第238号【長崎骨董屋物語展(長崎市歴史民俗資料館)】

 もうすぐ子供たちの夏休み。海や山など家族揃ってのレジャーを計画中の方も多いことでしょう。たっぷり約6週間もあると思っても、あっという間に過ぎ去ってしまうのが夏休み。某CMのキャッチコピーではありませんが、「モノより思い出」を大切に、子供たちを見守っていきたいですね。


 さて、今回は、「長崎市歴史民俗資料館」(長崎市上銭座町)で開催中の「長崎骨董屋物語展(ながさきこっとうやものがたりてん)」をご紹介します。この資料館は、長崎の歴史や風物を、ユニークな視点でとらえた企画展が多いことで知られています。去年の今の時期には、「長崎ラムネ物語」が開催され、地元でもあまり知られていないラムネ発祥にまつわる長崎の歴史が解き明かされました(※コラム195号に掲載)


 「長崎骨董屋物語展」では、明治~大正の頃、長崎で骨董屋を営み活躍した池島正造(いけしましょうぞう:1844~1907)氏、尾張榮太郎(おわりえいたろう:1871~1938)氏という二人の人物を紹介しています。


 池島正造氏は、中島川沿いにある麹屋町で、江戸時代から続く家業の骨董屋を営みました。彼は、「池正(いけしょう)」の名で、地元はもとより、東京、大坂、京都にも名を馳せる豪商だったそうです。ちなみに彼は、当時の傘鉾町人(かさぼこちょうにん)のひとり。傘鉾町人とは、長崎くんちの踊り町の先頭に立つ傘鉾の費用を個人で負担する裕福な家で、その当時、人々の尊敬を集めた町内の実力者のことです。明治天皇が長崎にいらっしゃった際には、珍宝を天覧し、ロシアのニコライ皇太子が訪れた際には、この池正から骨董品を購入したそうです。






 また、芥川龍之介が大正11年5月に長崎を訪れた際、東京のさる人物に宛てた書簡には、長崎で画を観たり丸山へ行ったりして過ごす中、「蘇東坡」という画家の作品を求め長崎中探したが見つからず、その名を知っていたのは、骨董屋の池正だけだったといったことが記されています。池正は、自らも画を描き(長崎の三筆のひとり、木下逸雲に手ほどきを受けたらしい)、茶道もたしなむ文化人でした。展示室では、彼が描いた「芦雁(ろがん)」の図を見ることができます。

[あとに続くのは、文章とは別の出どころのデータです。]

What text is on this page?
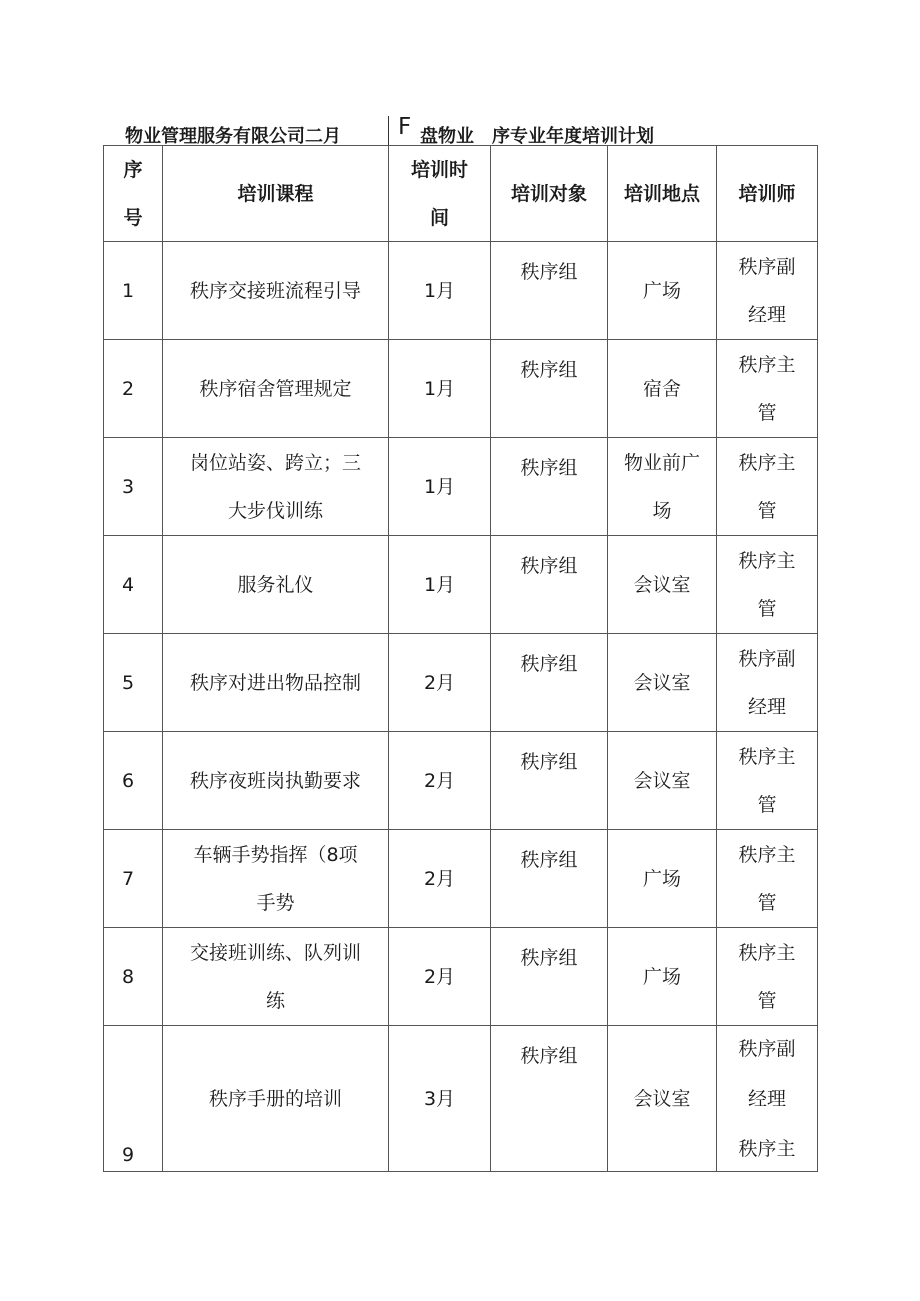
物业管理服务有限公司二月 F 盘物业 序专业年度培训计划
序
号	培训课程	培训时
间	培训对象	培训地点	培训师
1	秩序交接班流程引导	1月	秩序组	广场	秩序副
经理

2	秩序宿舍管理规定	1月	秩序组	宿舍	秩序主
管

3	岗位站姿、跨立；三
大步伐训练	1月	秩序组	物业前广
场	秩序主
管

4	服务礼仪	1月	秩序组	会议室	秩序主
管

5	秩序对进出物品控制	2月	秩序组	会议室	秩序副
经理

6	秩序夜班岗执勤要求	2月	秩序组	会议室	秩序主
管

7	车辆手势指挥（8项
手势	2月	秩序组	广场	秩序主
管

8	交接班训练、队列训
练	2月	秩序组	广场	秩序主
管

9	秩序手册的培训	3月	秩序组	会议室	秩序副
经理
秩序主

 もうひとりの骨董屋、尾張榮太郎氏は、麹屋町にほど近い諏訪町に1910年(明治43)に開業。創業時から亡くなる前年の1937年(昭和12)までの帳簿、「古物商明細帳」が展示されていました。そこには、「亀山焼」、「赤絵オランダ皿」、「朝鮮焼皿」、「唐物青磁一輪生」など、日本国内はもとより、中国やオランダの品々がひとつひとつ書き出され、いつ、いくらで、誰から購入し、誰に売ったかが細かく記されています。当時の骨董品の流れの一端が見えると同時に、開港後の激動の時代の中、外国商人が行き交い豊かだった長崎の町の気配も感じられ、興味深いものがあります。ちなみに「長崎ラムネ物語」もほぼ同時代(幕末~明治~大正)の話です。




 展示室には、当時、流通し骨董屋の店頭にも並んだかもしれない(?)、亀山焼の香炉や、中国製と思われる「象」をかたどったトンボ(ガラス)の置物、古渡(こわたり)の色絵硝子器などが展示されています。たいへん貴重な品々だそうです。






 「長崎骨董屋物語展」は7月31日まで開催。骨董には興味がないとおっしゃる方でも、「長崎市歴史民俗資料館」には、原始~古代の土器や石器など考古学資料をはじめ、昔の農機具や漁具、酒造りの道具など、長崎の民俗資料も豊富に展示されています。お子さんとご一緒にお出かになりませんか?